When evidently they would marry, he thought to himself, she is so sweet and gentle. Also being from up north She will never go for this kind of carrying on. Therefore, he made the supreme sacrifice and gave up the chili.
They married thereafter. Some months later, his car broke down on the way home from work and since they lived in the country, he called her and told her that he would be late getting home because he had to walk.
On his way home, he passed a small mom and pop home made food cafe and stopped in for a refreshing drink of beer. The odor of freshly cooked chili and warmed baked corn bread was overwhelming.
Since he had several miles to walk, he figured that he would work off the effects before reaching home. Before leaving the cafe, he had eaten three large orders of chili with corn bread with all the fixings.
All the way home he farted, belched and done everything to make the walk more comfortable. And after arriving home, felt reasonably sure that he had done his last and got everything out of his system.
His wife seemed somewhat upset but excited to see him and exclaimed; "Darling, I have the most wonderful surprise for dinner tonight." She then blindfolded him and led him to his chair at the head of the table.
He seated himself and just as she was ready to remove the blindfold, the telephone rang.

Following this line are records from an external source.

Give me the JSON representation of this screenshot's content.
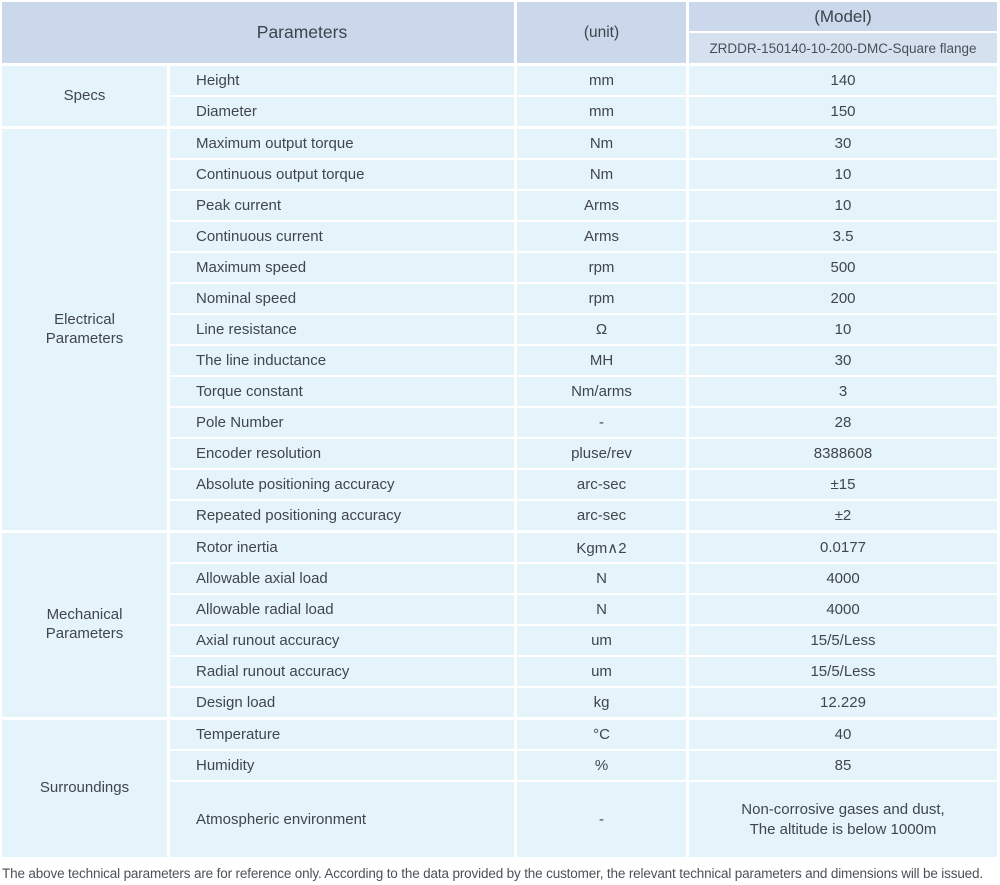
{
  "header": {
    "parameters_label": "Parameters",
    "unit_label": "(unit)",
    "model_label": "(Model)",
    "model_value": "ZRDDR-150140-10-200-DMC-Square flange"
  },
  "sections": [
    {
      "label": "Specs",
      "rows": [
        {
          "name": "Height",
          "unit": "mm",
          "value": "140"
        },
        {
          "name": "Diameter",
          "unit": "mm",
          "value": "150"
        }
      ]
    },
    {
      "label": "Electrical\nParameters",
      "rows": [
        {
          "name": "Maximum output torque",
          "unit": "Nm",
          "value": "30"
        },
        {
          "name": "Continuous output torque",
          "unit": "Nm",
          "value": "10"
        },
        {
          "name": "Peak current",
          "unit": "Arms",
          "value": "10"
        },
        {
          "name": "Continuous current",
          "unit": "Arms",
          "value": "3.5"
        },
        {
          "name": "Maximum speed",
          "unit": "rpm",
          "value": "500"
        },
        {
          "name": "Nominal speed",
          "unit": "rpm",
          "value": "200"
        },
        {
          "name": "Line resistance",
          "unit": "Ω",
          "value": "10"
        },
        {
          "name": "The line inductance",
          "unit": "MH",
          "value": "30"
        },
        {
          "name": "Torque constant",
          "unit": "Nm/arms",
          "value": "3"
        },
        {
          "name": "Pole Number",
          "unit": "-",
          "value": "28"
        },
        {
          "name": "Encoder resolution",
          "unit": "pluse/rev",
          "value": "8388608"
        },
        {
          "name": "Absolute positioning accuracy",
          "unit": "arc-sec",
          "value": "±15"
        },
        {
          "name": "Repeated positioning accuracy",
          "unit": "arc-sec",
          "value": "±2"
        }
      ]
    },
    {
      "label": "Mechanical\nParameters",
      "rows": [
        {
          "name": "Rotor inertia",
          "unit": "Kgm∧2",
          "value": "0.0177"
        },
        {
          "name": "Allowable axial load",
          "unit": "N",
          "value": "4000"
        },
        {
          "name": "Allowable radial load",
          "unit": "N",
          "value": "4000"
        },
        {
          "name": "Axial runout accuracy",
          "unit": "um",
          "value": "15/5/Less"
        },
        {
          "name": "Radial runout accuracy",
          "unit": "um",
          "value": "15/5/Less"
        },
        {
          "name": "Design load",
          "unit": "kg",
          "value": "12.229"
        }
      ]
    },
    {
      "label": "Surroundings",
      "rows": [
        {
          "name": "Temperature",
          "unit": "°C",
          "value": "40"
        },
        {
          "name": "Humidity",
          "unit": "%",
          "value": "85"
        },
        {
          "name": "Atmospheric environment",
          "unit": "-",
          "value": "Non-corrosive gases and dust,\nThe altitude is below 1000m",
          "tall": true
        }
      ]
    }
  ],
  "footer_note": "The above technical parameters are for reference only. According to the data provided by the customer, the relevant technical parameters and dimensions will be issued.",
  "colors": {
    "header_bg": "#cbd8eb",
    "model_subheader_bg": "#d6e1f0",
    "row_bg": "#e5f3fb",
    "text": "#40464c",
    "footer_text": "#4b5257"
  }
}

She made him vow that he would not touch the blindfold until she returned. She then went to answer the telephone.
Seizing the opportunity, he shifted his weight to one hip and lifted that leg and ripped a good one. It was not only loud, but also as ripe as day old cat shit. After which he let out a belch the almost shattered the glasses and then he stood up.
This time he put one of his hands into of his pants up to the elbow and proceeded to scratch and adjust junior and the twins in the manliest way.
He took the napkin from his table He then picked his nose and flicked the object across the table. He then took his napkin and vigorously fanned the air around him.
Things were just about to return to normal, when he felt the urge come on again, so he shifted his weight to the other hip and lifted that leg and ripped another one again, this was a true prize winner. It registered at lease a 5.5 on the rector scale.
This one rattled the windows and caused the table settings to vibrate on the table.
While keeping his ear on the telephone conversation, he went on like this for the next ten or fifteen minutes, until he knew the telephone farewell suggested the end of his freedom.
He placed the napkin in his lap and folded his hands on top of it and smiling contently to himself. He was sitting there the perfect picture of innocence.
When his wife returned, she asked if he had peeked and he said no. At this point, she removed the blindfold and revealed to his surprise.
Twelve dinner guests, who were seated around the table for a birthday party for him and most, were her family. Who had traveled from another state and his boss to offer him a promotion to Vice President in charge of human relations? Not to mention the religious leadership and their priest from his church.